On Fri, Jun 21, 2013 at 4:59 PM, Nathan Kurz <[email protected]> wrote:
> As/if Clownfish moves to having more of a runtime role (which I think
> it has to if truly non-fragile ABI is desired) it seems like it would
> have a lot in common with the Objective C runtimes.  In particular,
> the Étoilé runtime seems to have a lot of the same features you are
> looking for.

Clownfish is a symbiotic object system.  Though it may be used standalone, it
is designed to pair with a "host" dynamic language, not to provide a platform
on top of which the dynamic language can run.

Étoilé aims to provide "a metaobject protocol flexible enough to implement
Objective-C and other languages of interest"[1], using prototype-based
inheritance and smalltalk-style messaging.  Like the CLI, like Parrot, in
order to attain its goal of fully implementing multiple languages, Étoilé must
provide a feature set which is the *superset* of all features in all supported
languages.

In contrast, the Clownfish object model is deliberately classical and
conservative.  Instead of trying to be all things to all languages, Clownfish
only attempts to provide a *subset* of selected features.

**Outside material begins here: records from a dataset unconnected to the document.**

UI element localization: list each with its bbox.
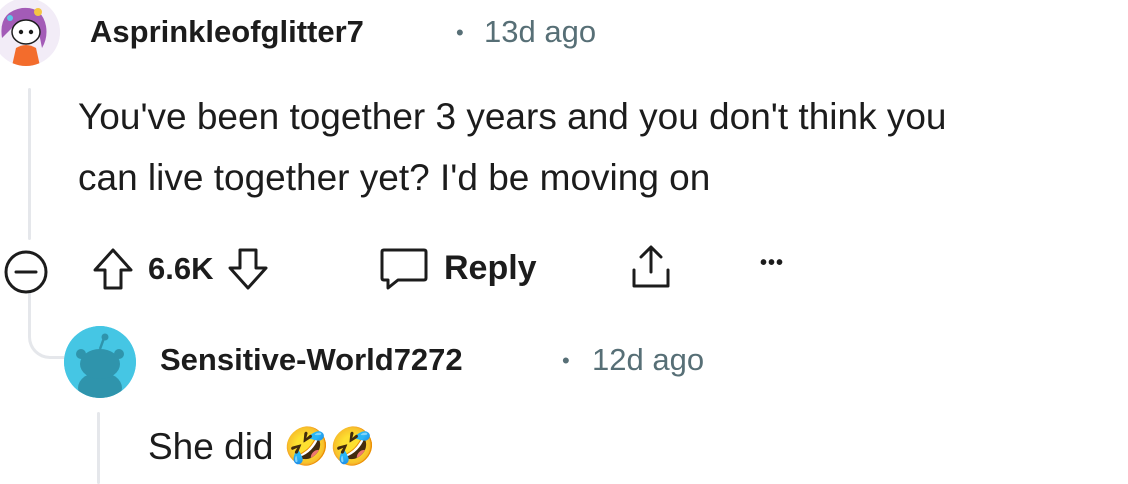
collapse-icon <box>4 250 48 294</box>
reply-label: Reply <box>444 248 537 287</box>
vote-controls: 6.6K <box>90 246 271 292</box>
meta-separator: • <box>456 20 464 45</box>
comment-text-line-1: You've been together 3 years and you don… <box>78 96 947 137</box>
reply-meta-separator: • <box>562 348 570 373</box>
rofl-emoji: 🤣🤣 <box>283 426 376 467</box>
reply-timestamp[interactable]: 12d ago <box>592 342 704 378</box>
reply-text: She did 🤣🤣 <box>148 416 376 477</box>
more-options-icon: ••• <box>760 252 785 274</box>
upvote-arrow-icon <box>93 248 133 290</box>
upvote-button[interactable] <box>90 246 136 292</box>
reply-username[interactable]: Sensitive-World7272 <box>160 342 463 378</box>
reply-text-content: She did <box>148 426 274 467</box>
reply-bubble-icon <box>380 248 428 290</box>
default-snoo-icon <box>64 326 136 398</box>
reply-thread-line <box>97 412 100 484</box>
avatar-sensitive-world7272[interactable] <box>64 326 136 398</box>
collapse-button[interactable] <box>2 248 50 296</box>
share-button[interactable] <box>626 242 676 292</box>
reply-button[interactable]: Reply <box>378 244 537 292</box>
comment-timestamp[interactable]: 13d ago <box>484 14 596 50</box>
more-options-button[interactable]: ••• <box>760 252 784 275</box>
thread-line <box>28 88 31 240</box>
downvote-arrow-icon <box>228 248 268 290</box>
downvote-button[interactable] <box>225 246 271 292</box>
vote-count: 6.6K <box>148 251 214 286</box>
comment-username[interactable]: Asprinkleofglitter7 <box>90 14 364 50</box>
snoo-avatar-icon <box>0 0 60 66</box>
comment-text-line-2: can live together yet? I'd be moving on <box>78 157 711 198</box>
avatar-asprinkleofglitter7[interactable] <box>0 0 60 66</box>
share-icon <box>632 245 670 288</box>
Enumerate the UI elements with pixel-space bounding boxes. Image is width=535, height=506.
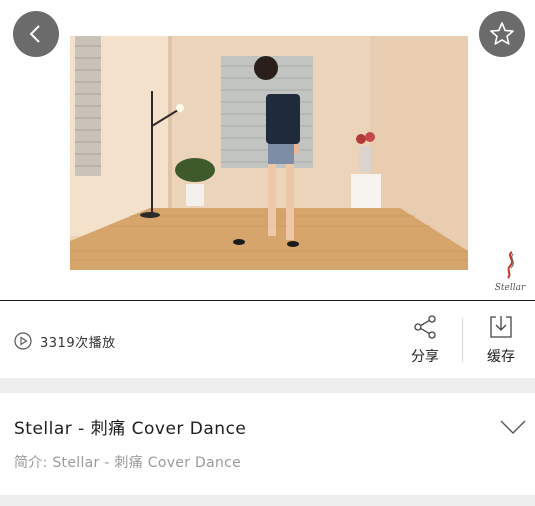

*   Python supports coroutines, Clownfish doesn't.
*   Ruby supports attaching methods to individual objects, Clownfish doesn't.
*   Perl supports list context, Clownfish doesn't.
*   Python, Ruby and Perl all support classical inheritance -- and so does
    Clownfish.

Rather than Étoilé, the two options I'd mention as closest to Clownfish are
GObject/Vala and SWIG/C++.

    http://en.wikipedia.org/wiki/GObject
    http://search.cpan.org/perldoc?Glib::Object::Subclass
    http://en.wikipedia.org/wiki/Vala_%28programming_language%29
    http://www.swig.org/Doc2.0/SWIGPlus.html

However, neither offers a solution to the fragile ABI problem, so they are not
appropriate for CPAN-style distributed development of compiled extensions.
Admittedly, Clownfish instance variables still present fragile ABI problems at
the moment; addressing that issue is very important, in my opinion.